Zhang Xiao tidak bisa membayangkan seperti apa wanita itu sebenarnya. Ia hanya membalikkan badan dan menatap Lin Mumu, “Kalau begitu, apa kau sudah menemukan tujuan hidupmu, misalnya ingin jadi wanita yang peka dan anggun seperti itu?”

Tujuan hidup? Atau lebih tepatnya mimpi, atau kehidupan ideal. “Kalau kalian sendiri, apa ada cita-cita hidup?”

Mendengar itu, Li Rui langsung duduk dan berkata dengan semangat, “Tentu saja ada! Kau tahu, Mumu?
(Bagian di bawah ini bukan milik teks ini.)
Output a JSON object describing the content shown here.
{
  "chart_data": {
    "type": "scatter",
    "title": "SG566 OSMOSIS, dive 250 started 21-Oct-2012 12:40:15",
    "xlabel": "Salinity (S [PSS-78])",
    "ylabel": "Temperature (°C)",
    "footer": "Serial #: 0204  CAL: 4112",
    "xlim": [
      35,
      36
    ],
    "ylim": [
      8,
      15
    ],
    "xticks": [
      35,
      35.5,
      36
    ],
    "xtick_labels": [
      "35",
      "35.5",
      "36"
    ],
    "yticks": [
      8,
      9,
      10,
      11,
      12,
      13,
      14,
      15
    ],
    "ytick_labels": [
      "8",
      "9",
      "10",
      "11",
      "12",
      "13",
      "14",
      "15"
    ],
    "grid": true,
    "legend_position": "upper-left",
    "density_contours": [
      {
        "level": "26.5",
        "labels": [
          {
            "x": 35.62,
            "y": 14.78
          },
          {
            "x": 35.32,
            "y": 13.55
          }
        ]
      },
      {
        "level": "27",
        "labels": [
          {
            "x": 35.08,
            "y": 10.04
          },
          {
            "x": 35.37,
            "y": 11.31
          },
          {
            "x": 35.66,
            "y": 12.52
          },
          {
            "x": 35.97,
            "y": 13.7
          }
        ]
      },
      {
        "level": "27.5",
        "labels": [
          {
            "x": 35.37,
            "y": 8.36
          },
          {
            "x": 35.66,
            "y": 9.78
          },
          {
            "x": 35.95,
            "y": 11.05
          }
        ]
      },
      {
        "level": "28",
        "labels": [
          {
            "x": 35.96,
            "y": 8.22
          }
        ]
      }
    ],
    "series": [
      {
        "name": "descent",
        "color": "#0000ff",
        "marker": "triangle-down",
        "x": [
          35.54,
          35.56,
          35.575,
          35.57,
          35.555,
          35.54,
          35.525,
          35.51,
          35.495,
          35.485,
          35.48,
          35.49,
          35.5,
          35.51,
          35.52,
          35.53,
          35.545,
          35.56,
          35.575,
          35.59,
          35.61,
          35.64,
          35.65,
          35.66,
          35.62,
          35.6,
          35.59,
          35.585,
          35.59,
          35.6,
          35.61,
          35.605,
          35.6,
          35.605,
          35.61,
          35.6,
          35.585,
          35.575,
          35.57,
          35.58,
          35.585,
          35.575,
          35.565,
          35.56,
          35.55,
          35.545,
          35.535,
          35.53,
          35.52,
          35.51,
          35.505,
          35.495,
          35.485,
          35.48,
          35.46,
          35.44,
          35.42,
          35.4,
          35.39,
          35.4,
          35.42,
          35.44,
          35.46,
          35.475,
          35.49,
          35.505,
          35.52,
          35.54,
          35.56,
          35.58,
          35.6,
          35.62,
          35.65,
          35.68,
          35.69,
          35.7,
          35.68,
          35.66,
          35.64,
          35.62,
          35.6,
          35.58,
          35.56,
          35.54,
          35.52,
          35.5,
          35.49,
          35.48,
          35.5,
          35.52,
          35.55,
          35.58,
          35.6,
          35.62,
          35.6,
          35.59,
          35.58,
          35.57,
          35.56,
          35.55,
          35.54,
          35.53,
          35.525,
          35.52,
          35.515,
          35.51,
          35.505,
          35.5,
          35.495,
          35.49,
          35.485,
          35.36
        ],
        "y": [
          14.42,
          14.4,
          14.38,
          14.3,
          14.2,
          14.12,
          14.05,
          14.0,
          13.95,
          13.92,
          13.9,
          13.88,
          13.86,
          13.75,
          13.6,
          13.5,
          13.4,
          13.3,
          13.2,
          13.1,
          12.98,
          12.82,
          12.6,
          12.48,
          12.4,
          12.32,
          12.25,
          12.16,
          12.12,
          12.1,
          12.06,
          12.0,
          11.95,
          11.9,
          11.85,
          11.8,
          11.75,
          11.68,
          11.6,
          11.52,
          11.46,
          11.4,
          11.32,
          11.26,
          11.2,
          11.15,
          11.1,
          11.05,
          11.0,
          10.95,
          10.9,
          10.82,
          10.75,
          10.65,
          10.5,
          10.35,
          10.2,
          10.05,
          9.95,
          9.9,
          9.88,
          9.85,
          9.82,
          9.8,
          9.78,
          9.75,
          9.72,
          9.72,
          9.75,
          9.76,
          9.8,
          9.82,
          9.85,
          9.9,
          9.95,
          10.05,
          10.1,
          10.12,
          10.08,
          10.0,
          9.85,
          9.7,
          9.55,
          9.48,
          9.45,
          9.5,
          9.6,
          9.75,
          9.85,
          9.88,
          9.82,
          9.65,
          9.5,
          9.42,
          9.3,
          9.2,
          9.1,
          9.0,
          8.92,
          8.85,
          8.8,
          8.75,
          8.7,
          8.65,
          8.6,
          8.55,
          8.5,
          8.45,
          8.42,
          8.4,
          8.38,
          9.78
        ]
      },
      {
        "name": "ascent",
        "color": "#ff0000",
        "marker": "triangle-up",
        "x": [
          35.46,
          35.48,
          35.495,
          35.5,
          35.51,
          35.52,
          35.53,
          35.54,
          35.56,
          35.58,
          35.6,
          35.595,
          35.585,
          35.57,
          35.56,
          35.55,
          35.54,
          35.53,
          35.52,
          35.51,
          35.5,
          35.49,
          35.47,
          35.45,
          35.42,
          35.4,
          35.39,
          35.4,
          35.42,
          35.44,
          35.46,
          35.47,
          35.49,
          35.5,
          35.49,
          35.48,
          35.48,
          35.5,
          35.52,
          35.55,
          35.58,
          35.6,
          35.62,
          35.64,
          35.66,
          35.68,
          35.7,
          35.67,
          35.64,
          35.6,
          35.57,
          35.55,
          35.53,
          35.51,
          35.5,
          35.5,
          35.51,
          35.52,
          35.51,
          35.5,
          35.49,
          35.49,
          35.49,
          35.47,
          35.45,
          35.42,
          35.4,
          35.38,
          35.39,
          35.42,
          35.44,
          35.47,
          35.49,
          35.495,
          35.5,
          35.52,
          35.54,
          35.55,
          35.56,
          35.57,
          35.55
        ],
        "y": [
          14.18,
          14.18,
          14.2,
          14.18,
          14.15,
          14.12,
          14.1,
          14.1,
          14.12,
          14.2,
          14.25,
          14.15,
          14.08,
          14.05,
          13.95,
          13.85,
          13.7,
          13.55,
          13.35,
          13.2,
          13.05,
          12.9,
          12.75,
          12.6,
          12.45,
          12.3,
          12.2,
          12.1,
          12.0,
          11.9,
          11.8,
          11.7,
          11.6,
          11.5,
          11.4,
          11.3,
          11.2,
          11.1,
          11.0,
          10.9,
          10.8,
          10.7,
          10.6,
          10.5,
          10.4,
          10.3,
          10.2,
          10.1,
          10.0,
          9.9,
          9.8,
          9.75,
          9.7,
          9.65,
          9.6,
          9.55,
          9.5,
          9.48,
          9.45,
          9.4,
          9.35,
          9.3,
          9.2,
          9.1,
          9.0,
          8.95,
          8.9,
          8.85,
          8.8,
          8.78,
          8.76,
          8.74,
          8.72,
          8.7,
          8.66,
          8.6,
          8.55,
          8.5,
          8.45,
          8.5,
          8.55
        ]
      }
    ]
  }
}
Hidup yang paling aku inginkan adalah tiap hari seperti babi kecil, ada yang cari uang buatku, aku cukup masak dan mengasuh anak, sudah cukup bahagia, kan?”

Zhang Xiao pun duduk, menatap Li Rui dengan pandangan meremehkan, “Kau memang hebat, ya. Tapi sekarang belajar sekeras ini bukankah supaya kelak dapat pekerjaan bagus? Supaya tak perlu bergantung hidup pada orang lain. Eh, kau malah cuma ingin menikah. Tapi siapa yang mau menikahi babi gemuk sepertimu?”

Li Rui merasa tersinggung, langsung menggelitik Zhang Xiao hingga gadis itu buru-buru minta ampun. Li Rui tak mau mengalah, “Kalau begitu, ceritakan seperti apa masa depan indah versimu, mau lihat apakah lebih hebat dari punyaku!”